Tom Philpott wrote a great article at Grist that is particularly relevant in light of the recent E.coli spinach contamination and other concerns over food safety. Philpott describes how federal attempts to protect the food we eat essentially create bureaucracies that put small-scale, community farmers at a disadvantage.
As Philpott argues, there are many reasons to support and encourage people to buy from small-scale, local farms. For one, in an age of expensive oil, eating local saves on long-distance transportation costs. Another benefit is that if a contamination does occur, it will remain local and be much easier to identify–this our save us national hysteria, and while one community might have to be wary of a certain crop for a while the rest of the nation could continue to eat without qualms. Other benefits? Freshness, taste, supporting local jobs…

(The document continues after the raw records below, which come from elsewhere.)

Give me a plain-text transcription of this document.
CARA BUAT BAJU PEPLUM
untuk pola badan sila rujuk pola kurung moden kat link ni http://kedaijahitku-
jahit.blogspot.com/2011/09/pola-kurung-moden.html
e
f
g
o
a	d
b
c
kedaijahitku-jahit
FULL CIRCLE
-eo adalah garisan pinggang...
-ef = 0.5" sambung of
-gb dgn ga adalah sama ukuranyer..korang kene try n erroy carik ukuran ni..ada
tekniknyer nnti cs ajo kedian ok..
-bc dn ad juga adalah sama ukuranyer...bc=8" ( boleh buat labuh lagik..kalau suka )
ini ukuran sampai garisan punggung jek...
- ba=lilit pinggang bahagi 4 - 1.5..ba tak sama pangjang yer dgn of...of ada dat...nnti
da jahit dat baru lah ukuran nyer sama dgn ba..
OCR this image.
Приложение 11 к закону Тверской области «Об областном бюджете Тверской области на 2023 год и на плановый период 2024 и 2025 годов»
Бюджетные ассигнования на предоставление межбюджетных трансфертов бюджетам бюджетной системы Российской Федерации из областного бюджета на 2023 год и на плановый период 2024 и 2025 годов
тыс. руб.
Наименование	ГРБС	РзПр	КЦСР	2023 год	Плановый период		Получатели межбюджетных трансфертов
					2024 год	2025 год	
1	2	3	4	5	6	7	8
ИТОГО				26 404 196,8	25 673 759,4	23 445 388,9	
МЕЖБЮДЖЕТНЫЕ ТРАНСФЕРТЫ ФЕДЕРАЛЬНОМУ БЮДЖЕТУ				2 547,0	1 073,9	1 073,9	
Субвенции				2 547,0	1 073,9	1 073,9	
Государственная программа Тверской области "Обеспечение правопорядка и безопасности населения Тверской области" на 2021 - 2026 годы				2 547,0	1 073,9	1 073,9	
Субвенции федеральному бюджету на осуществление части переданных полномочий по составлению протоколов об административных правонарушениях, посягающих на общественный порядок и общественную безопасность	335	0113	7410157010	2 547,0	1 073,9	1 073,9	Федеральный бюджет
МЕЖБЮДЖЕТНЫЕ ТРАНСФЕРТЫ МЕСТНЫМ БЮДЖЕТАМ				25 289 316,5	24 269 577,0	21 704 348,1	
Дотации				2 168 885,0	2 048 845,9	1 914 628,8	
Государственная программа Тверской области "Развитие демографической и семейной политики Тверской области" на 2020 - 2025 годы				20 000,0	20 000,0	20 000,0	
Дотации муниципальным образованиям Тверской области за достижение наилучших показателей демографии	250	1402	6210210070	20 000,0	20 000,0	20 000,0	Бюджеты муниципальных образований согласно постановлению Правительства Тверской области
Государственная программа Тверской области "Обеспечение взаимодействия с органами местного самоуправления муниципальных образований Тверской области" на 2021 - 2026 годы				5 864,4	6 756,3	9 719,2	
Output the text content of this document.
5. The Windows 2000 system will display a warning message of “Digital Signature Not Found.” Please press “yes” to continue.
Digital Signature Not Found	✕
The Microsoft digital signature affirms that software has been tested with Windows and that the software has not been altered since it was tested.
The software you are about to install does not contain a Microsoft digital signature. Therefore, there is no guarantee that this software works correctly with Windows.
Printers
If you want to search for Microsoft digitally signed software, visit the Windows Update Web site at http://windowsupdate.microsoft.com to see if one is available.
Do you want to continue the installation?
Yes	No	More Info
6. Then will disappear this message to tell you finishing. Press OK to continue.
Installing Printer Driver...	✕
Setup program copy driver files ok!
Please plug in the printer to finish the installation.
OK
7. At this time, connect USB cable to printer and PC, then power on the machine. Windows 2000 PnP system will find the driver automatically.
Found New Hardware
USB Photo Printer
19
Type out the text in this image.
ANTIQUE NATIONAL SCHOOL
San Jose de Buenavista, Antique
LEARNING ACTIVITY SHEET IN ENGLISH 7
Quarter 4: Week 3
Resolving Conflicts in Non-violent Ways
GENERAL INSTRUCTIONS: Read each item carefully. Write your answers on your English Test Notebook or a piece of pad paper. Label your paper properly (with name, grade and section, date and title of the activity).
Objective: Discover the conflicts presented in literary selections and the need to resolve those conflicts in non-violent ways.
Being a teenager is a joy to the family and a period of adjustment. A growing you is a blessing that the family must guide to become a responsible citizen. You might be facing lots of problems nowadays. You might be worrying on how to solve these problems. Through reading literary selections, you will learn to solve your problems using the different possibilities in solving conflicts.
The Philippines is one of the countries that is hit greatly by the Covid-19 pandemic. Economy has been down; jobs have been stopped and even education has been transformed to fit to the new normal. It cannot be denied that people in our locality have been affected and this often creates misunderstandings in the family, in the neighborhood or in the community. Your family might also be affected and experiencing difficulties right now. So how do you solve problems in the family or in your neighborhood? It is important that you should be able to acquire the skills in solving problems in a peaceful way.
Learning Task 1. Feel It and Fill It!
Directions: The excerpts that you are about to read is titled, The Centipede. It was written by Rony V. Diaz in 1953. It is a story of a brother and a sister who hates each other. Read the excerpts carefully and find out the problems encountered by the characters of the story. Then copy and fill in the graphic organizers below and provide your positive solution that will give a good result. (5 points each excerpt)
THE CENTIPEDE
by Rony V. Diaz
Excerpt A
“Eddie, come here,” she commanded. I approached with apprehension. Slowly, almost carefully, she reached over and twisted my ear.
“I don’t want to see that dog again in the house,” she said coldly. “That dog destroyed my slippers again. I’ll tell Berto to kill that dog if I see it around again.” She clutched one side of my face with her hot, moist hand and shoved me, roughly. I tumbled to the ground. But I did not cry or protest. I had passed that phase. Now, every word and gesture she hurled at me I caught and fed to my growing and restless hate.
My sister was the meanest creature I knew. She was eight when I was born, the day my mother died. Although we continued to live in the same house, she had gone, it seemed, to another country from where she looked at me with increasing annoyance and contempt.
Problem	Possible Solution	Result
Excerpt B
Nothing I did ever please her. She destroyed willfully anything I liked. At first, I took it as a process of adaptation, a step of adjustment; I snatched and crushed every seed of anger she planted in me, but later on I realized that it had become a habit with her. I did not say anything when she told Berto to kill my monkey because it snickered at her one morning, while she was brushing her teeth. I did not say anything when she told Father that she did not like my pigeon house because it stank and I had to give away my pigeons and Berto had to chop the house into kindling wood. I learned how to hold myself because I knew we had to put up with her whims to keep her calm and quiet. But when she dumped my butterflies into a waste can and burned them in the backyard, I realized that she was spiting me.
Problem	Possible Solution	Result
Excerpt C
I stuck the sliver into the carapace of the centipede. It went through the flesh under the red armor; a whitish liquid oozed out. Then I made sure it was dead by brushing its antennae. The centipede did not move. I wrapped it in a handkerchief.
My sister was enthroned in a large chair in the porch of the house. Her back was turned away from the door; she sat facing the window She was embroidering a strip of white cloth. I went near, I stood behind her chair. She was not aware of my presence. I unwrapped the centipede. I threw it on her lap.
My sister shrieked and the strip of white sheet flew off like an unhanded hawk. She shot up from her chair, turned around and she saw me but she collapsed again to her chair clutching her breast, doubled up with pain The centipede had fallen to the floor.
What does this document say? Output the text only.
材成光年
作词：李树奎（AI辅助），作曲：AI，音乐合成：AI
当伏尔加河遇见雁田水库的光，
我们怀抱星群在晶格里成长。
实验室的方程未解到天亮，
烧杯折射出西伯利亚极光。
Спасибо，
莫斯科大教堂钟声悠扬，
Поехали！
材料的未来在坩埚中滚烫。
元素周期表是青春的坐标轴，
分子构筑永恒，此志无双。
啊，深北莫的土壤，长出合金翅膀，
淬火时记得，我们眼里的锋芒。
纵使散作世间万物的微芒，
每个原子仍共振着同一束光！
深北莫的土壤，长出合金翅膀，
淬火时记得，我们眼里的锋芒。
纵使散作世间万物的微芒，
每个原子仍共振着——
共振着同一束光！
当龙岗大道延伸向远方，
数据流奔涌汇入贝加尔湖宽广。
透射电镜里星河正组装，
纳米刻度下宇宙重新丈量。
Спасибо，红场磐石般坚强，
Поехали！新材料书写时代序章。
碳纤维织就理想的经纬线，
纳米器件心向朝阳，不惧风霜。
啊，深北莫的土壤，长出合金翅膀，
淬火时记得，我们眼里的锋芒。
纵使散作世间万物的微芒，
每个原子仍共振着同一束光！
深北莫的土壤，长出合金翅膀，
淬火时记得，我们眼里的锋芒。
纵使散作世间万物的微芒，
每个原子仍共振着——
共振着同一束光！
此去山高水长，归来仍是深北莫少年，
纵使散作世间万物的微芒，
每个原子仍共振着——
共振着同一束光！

Indeed, Philpott suggests buying local and getting to know local farmers. He also recommends planting in your yard or in a pot. This is something I’ve been getting better at for the last couple years and also highly recommend. There’s something extremely satisfying about watching your food grow from plant to flower to vegetable, and there’s nothing like aroma of fresh herbs and eating the delicious food that you grew… and it’s really not that complicated. A little water, sun, and warmth usually does the trick.
By doing these things, Philpott tells us, “You’ll be taking a measure of control over — and responsibility for — food production in a society of passive food consumers. And you’ll be gaining food-growing knowledge in a system predicated on consumer ignorance.”